I just love this guy, he’s a charming, quirky book nerd.  How could I not fall for a guy who dreams of traveling around North America in a van visiting secondhand bookstores. (Question, would a van be large enough for both of us and our book purchases? — Time to re-think the vehicle Mr. Dirda.)

After finishing the final essay, and in addition to the wildly optimistic new list of books I must want to read, I jotted down some quotes from Browsings – you bibliophiles out there will relate:

I also think of some books as my friends and I like to have them around.  They brighten my life.

 

The world of books is bigger than the current best-seller list.

 

Books don’t furnish a room. A personal library is a reflection of who you are and who you want to be, of what you value and what you desire, of how much you know and how much more you’d like to know.

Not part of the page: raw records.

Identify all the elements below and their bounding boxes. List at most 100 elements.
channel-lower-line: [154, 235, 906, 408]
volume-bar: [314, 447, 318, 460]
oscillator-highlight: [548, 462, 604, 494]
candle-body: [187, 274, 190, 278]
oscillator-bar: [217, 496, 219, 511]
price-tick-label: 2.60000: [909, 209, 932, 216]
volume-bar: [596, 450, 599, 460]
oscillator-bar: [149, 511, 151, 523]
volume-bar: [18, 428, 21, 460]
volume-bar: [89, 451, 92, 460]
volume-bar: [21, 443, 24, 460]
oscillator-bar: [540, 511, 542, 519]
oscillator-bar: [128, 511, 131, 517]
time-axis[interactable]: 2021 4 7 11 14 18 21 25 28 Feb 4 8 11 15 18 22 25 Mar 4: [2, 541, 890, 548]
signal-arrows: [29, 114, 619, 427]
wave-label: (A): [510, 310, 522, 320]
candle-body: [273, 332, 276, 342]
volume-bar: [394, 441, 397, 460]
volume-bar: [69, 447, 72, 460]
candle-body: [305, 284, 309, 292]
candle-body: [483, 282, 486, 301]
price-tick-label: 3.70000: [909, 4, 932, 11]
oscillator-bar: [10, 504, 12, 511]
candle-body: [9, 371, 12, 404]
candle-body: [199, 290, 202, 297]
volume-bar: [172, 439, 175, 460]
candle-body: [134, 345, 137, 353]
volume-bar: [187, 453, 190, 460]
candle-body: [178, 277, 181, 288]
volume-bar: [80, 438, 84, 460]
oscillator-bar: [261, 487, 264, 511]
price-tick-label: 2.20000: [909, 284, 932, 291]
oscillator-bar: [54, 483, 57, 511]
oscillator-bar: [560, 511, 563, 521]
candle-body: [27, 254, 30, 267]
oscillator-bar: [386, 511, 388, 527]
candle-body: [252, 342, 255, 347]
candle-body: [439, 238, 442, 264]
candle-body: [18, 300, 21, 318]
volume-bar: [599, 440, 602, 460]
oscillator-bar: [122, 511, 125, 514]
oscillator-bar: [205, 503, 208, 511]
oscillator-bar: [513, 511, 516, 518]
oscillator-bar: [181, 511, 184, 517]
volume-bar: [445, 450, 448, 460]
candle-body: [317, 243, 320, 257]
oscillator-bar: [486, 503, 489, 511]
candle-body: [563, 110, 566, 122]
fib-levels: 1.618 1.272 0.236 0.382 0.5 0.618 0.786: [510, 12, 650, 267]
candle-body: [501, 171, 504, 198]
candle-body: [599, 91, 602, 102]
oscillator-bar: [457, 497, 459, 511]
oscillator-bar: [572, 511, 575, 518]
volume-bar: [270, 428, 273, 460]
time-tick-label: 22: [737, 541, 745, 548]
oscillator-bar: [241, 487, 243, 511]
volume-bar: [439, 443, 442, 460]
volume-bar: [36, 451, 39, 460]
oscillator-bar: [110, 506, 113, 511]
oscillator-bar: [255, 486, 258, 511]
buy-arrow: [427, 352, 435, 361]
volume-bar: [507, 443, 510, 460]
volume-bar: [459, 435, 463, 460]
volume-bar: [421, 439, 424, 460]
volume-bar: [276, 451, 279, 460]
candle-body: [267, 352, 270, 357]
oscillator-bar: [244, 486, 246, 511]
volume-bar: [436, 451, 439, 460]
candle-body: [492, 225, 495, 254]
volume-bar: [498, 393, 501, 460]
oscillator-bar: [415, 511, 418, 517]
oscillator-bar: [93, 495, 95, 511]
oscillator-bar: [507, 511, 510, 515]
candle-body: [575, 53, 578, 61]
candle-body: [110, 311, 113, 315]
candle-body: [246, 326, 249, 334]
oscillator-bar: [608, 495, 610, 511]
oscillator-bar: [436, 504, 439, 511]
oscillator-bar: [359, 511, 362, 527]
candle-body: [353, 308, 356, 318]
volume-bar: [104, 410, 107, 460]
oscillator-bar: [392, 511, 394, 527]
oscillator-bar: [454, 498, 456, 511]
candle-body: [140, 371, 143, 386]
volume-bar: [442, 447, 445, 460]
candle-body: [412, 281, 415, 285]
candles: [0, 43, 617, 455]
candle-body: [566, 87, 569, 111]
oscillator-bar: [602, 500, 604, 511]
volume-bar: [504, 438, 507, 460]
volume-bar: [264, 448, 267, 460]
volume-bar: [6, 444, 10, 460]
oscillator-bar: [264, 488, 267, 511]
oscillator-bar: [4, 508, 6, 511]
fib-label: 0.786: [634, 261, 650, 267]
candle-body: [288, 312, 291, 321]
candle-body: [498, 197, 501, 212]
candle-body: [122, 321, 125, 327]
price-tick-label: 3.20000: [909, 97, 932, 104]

What fun it was to spend time each evening with a witty, engaging and off-the-charts-smart booklover whose reading covers a surprisingly wide breadth of interest and expertise.

Look for his other books which include Book by Book (own it), Classics for Pleasure (want it), and Readings (just got it).

 

(*N.B. He’s talking about Silver Spring, Maryland, where I grew up and summers were indeed brutal.  I spent those hot, humid days with Nancy Drew in front of a cooling fan until I was forced to go out and play. That says a great deal don’t you think?)